[被害者の同意]

傷害行為 ━━→ 一部=同意のみで不可罰 → 困 難
                        ↓
                     不当な結果になるのでは?
                        ↓
                   重大な傷害の場合は殺意認定可能
                   ∴ 不当な結果とならない
                                    ↓
             同意ある限り傷害行為はすべて処罰されない!

  違法行為類型である構成要件該当性の判断というのは、処罰に値する法益侵害があるかどうかの判定のためのものだといえます。そうすると、本人が放棄した利益を刑法によって保護すべきかどうかということは構成要件該当性の判断の問題だということになります。この点、個人の自己決定権は最大限に尊重されなければならないということは言うまでもないことです。従って、個人的法益に関する限りにおいては、被害者の承諾があれば刑罰をもって保護すべき法益はなく(利益欠如の原則)、構成要件該当性は認められないというべきでしょう。
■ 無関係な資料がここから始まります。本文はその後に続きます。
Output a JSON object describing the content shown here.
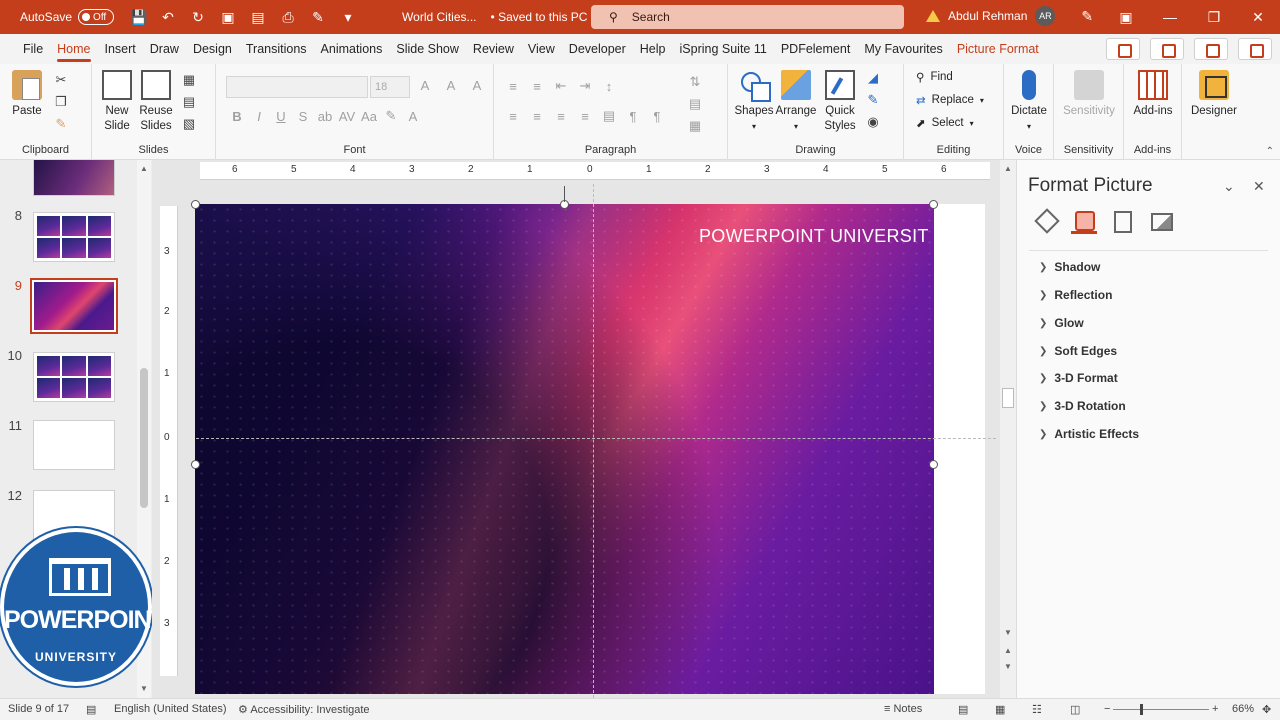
{
  "titlebar": {
    "autosave_label": "AutoSave",
    "autosave_state": "Off",
    "doc_title": "World Cities...",
    "save_status": "Saved to this PC",
    "search_placeholder": "Search",
    "user_name": "Abdul Rehman",
    "user_initials": "AR"
  },
  "tabs": [
    {
      "label": "File"
    },
    {
      "label": "Home",
      "active": true
    },
    {
      "label": "Insert"
    },
    {
      "label": "Draw"
    },
    {
      "label": "Design"
    },
    {
      "label": "Transitions"
    },
    {
      "label": "Animations"
    },
    {
      "label": "Slide Show"
    },
    {
      "label": "Review"
    },
    {
      "label": "View"
    },
    {
      "label": "Developer"
    },
    {
      "label": "Help"
    },
    {
      "label": "iSpring Suite 11"
    },
    {
      "label": "PDFelement"
    },
    {
      "label": "My Favourites"
    },
    {
      "label": "Picture Format",
      "context": true
    }
  ],
  "ribbon": {
    "clipboard": {
      "paste": "Paste",
      "group": "Clipboard"
    },
    "slides": {
      "new_slide_1": "New",
      "new_slide_2": "Slide",
      "reuse_1": "Reuse",
      "reuse_2": "Slides",
      "group": "Slides"
    },
    "font": {
      "size": "18",
      "group": "Font"
    },
    "paragraph": {
      "group": "Paragraph"
    },
    "drawing": {
      "shapes": "Shapes",
      "arrange": "Arrange",
      "quick_1": "Quick",
      "quick_2": "Styles",
      "group": "Drawing"
    },
    "editing": {
      "find": "Find",
      "replace": "Replace",
      "select": "Select",
      "group": "Editing"
    },
    "voice": {
      "dictate": "Dictate",
      "group": "Voice"
    },
    "sensitivity": {
      "label": "Sensitivity",
      "group": "Sensitivity"
    },
    "addins": {
      "label": "Add-ins",
      "group": "Add-ins"
    },
    "designer": {
      "label": "Designer"
    }
  },
  "thumbnails": {
    "items": [
      {
        "num": "8"
      },
      {
        "num": "9",
        "selected": true
      },
      {
        "num": "10"
      },
      {
        "num": "11"
      },
      {
        "num": "12"
      }
    ],
    "logo_text": "POWERPOINT",
    "logo_sub": "UNIVERSITY"
  },
  "ruler": {
    "h_ticks": [
      "6",
      "5",
      "4",
      "3",
      "2",
      "1",
      "0",
      "1",
      "2",
      "3",
      "4",
      "5",
      "6"
    ],
    "v_ticks": [
      "3",
      "2",
      "1",
      "0",
      "1",
      "2",
      "3"
    ]
  },
  "slide": {
    "caption": "POWERPOINT UNIVERSIT"
  },
  "pane": {
    "title": "Format Picture",
    "sections": [
      "Shadow",
      "Reflection",
      "Glow",
      "Soft Edges",
      "3-D Format",
      "3-D Rotation",
      "Artistic Effects"
    ]
  },
  "status": {
    "slide_info": "Slide 9 of 17",
    "language": "English (United States)",
    "accessibility": "Accessibility: Investigate",
    "notes": "Notes",
    "zoom": "66%"
  },
  "colors": {
    "accent": "#c43e1c",
    "titlebar": "#c43e1c"
  }
}
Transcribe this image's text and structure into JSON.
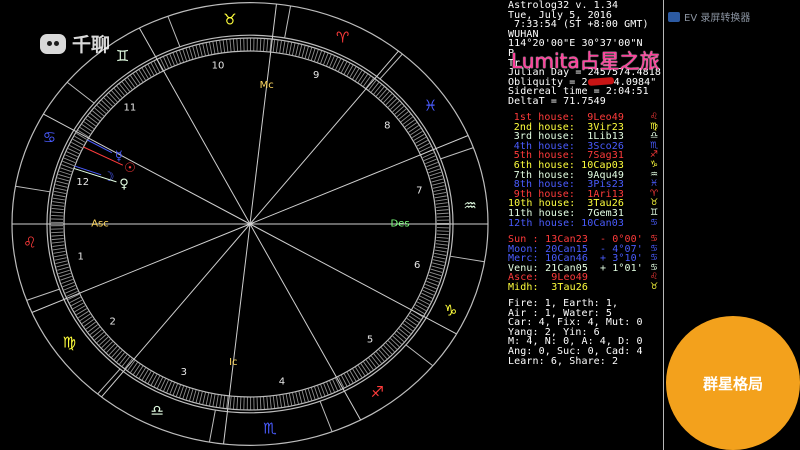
{
  "watermark": {
    "logo_text": "千聊",
    "recorder_text": "EV 录屏转换器",
    "overlay_title": "Lumita占星之旅"
  },
  "badge": {
    "label": "群星格局",
    "color": "#f3a11c"
  },
  "info": {
    "program": "Astrolog32 v. 1.34",
    "date": "Tue, July 5, 2016",
    "time": "7:33:54 (ST +8:00 GMT)",
    "location": "WUHAN",
    "coordinates": "114°20'00\"E 30°37'00\"N",
    "house_system_partial": "P",
    "zodiac_partial": "Tr",
    "julian_day": "Julian Day = 2457574.4818",
    "obliquity_start": "Obliquity = 2",
    "obliquity_end": "4.0984\"",
    "sidereal_time": "Sidereal time = 2:04:51",
    "delta_t": "DeltaT = 71.7549"
  },
  "colors": {
    "lines": "#cfcfcf",
    "ring": "#bdbdbd",
    "ticks": "#8f8f8f",
    "house_numbers": "#e8e8e8"
  },
  "houses": [
    {
      "label": "1st house:",
      "cusp": "9Leo49",
      "glyph": "♌",
      "color": "#ff3b3b"
    },
    {
      "label": "2nd house:",
      "cusp": "3Vir23",
      "glyph": "♍",
      "color": "#ffff3c"
    },
    {
      "label": "3rd house:",
      "cusp": "1Lib13",
      "glyph": "♎",
      "color": "#e4ffe4"
    },
    {
      "label": "4th house:",
      "cusp": "3Sco26",
      "glyph": "♏",
      "color": "#4a5cff"
    },
    {
      "label": "5th house:",
      "cusp": "7Sag31",
      "glyph": "♐",
      "color": "#ff3b3b"
    },
    {
      "label": "6th house:",
      "cusp": "10Cap03",
      "glyph": "♑",
      "color": "#ffff3c"
    },
    {
      "label": "7th house:",
      "cusp": "9Aqu49",
      "glyph": "♒",
      "color": "#e4ffe4"
    },
    {
      "label": "8th house:",
      "cusp": "3Pis23",
      "glyph": "♓",
      "color": "#4a5cff"
    },
    {
      "label": "9th house:",
      "cusp": "1Ari13",
      "glyph": "♈",
      "color": "#ff3b3b"
    },
    {
      "label": "10th house:",
      "cusp": "3Tau26",
      "glyph": "♉",
      "color": "#ffff3c"
    },
    {
      "label": "11th house:",
      "cusp": "7Gem31",
      "glyph": "♊",
      "color": "#e4ffe4"
    },
    {
      "label": "12th house:",
      "cusp": "10Can03",
      "glyph": "♋",
      "color": "#4a5cff"
    }
  ],
  "planets": [
    {
      "label": "Sun :",
      "position": "13Can23",
      "latitude": "- 0°00'",
      "glyph": "☉",
      "sign_glyph": "♋",
      "color": "#ff3b3b"
    },
    {
      "label": "Moon:",
      "position": "20Can15",
      "latitude": "- 4°07'",
      "glyph": "☽",
      "sign_glyph": "♋",
      "color": "#4a5cff"
    },
    {
      "label": "Merc:",
      "position": "10Can46",
      "latitude": "+ 3°10'",
      "glyph": "☿",
      "sign_glyph": "♋",
      "color": "#4a5cff"
    },
    {
      "label": "Venu:",
      "position": "21Can05",
      "latitude": "+ 1°01'",
      "glyph": "♀",
      "sign_glyph": "♋",
      "color": "#e4ffe4"
    },
    {
      "label": "Asce:",
      "position": "9Leo49",
      "sign_glyph": "♌",
      "color": "#ff3b3b"
    },
    {
      "label": "Midh:",
      "position": "3Tau26",
      "sign_glyph": "♉",
      "color": "#ffff3c"
    }
  ],
  "summary": [
    "Fire: 1, Earth: 1,",
    "Air : 1, Water: 5",
    "Car: 4, Fix: 4, Mut: 0",
    "Yang: 2, Yin: 6",
    "M: 4, N: 0, A: 4, D: 0",
    "Ang: 0, Suc: 0, Cad: 4",
    "Learn: 6, Share: 2"
  ],
  "wheel": {
    "signs": [
      {
        "glyph": "♈",
        "color": "#ff3b3b"
      },
      {
        "glyph": "♉",
        "color": "#ffff3c"
      },
      {
        "glyph": "♊",
        "color": "#e4ffe4"
      },
      {
        "glyph": "♋",
        "color": "#4a5cff"
      },
      {
        "glyph": "♌",
        "color": "#ff3b3b"
      },
      {
        "glyph": "♍",
        "color": "#ffff3c"
      },
      {
        "glyph": "♎",
        "color": "#e4ffe4"
      },
      {
        "glyph": "♏",
        "color": "#4a5cff"
      },
      {
        "glyph": "♐",
        "color": "#ff3b3b"
      },
      {
        "glyph": "♑",
        "color": "#ffff3c"
      },
      {
        "glyph": "♒",
        "color": "#e4ffe4"
      },
      {
        "glyph": "♓",
        "color": "#4a5cff"
      }
    ],
    "house_numbers": [
      "1",
      "2",
      "3",
      "4",
      "5",
      "6",
      "7",
      "8",
      "9",
      "10",
      "11",
      "12"
    ],
    "angles": [
      {
        "label": "Asc",
        "color": "#ffd860"
      },
      {
        "label": "Mc",
        "color": "#ffd860"
      },
      {
        "label": "Des",
        "color": "#7cff7c"
      },
      {
        "label": "Ic",
        "color": "#ffd860"
      }
    ]
  }
}
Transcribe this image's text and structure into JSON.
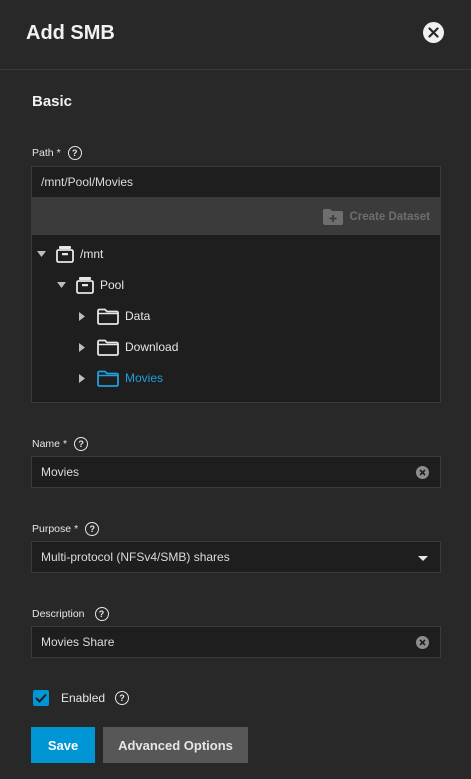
{
  "header": {
    "title": "Add SMB"
  },
  "section": {
    "title": "Basic"
  },
  "path": {
    "label": "Path",
    "required": "*",
    "help": "?",
    "value": "/mnt/Pool/Movies",
    "create_dataset_label": "Create Dataset"
  },
  "tree": {
    "mnt": "/mnt",
    "pool": "Pool",
    "data": "Data",
    "download": "Download",
    "movies": "Movies"
  },
  "name": {
    "label": "Name",
    "required": "*",
    "help": "?",
    "value": "Movies"
  },
  "purpose": {
    "label": "Purpose",
    "required": "*",
    "help": "?",
    "value": "Multi-protocol (NFSv4/SMB) shares"
  },
  "description": {
    "label": "Description",
    "help": "?",
    "value": "Movies Share"
  },
  "enabled": {
    "label": "Enabled",
    "help": "?",
    "checked": true
  },
  "buttons": {
    "save": "Save",
    "advanced": "Advanced Options"
  },
  "colors": {
    "background": "#282828",
    "accent": "#0095d5",
    "selected": "#1f9fdc",
    "field": "#1e1e1e"
  }
}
 こうした考え方に関しては、生命にかかわる重大な傷害のような場合には被害者の承諾を以ってしても違法性を阻却しないという考え方があります。
 しかし、そもそも生命にかかわる重大な傷害であるということを認識しているならば殺意を認めることが出来るので不当な結果とはならないでしょう。加えて、傷害罪には202条のような例外規定はないことからすると、生命以外の個人的法益については構成要件該当性は否定されるというべきでしょう。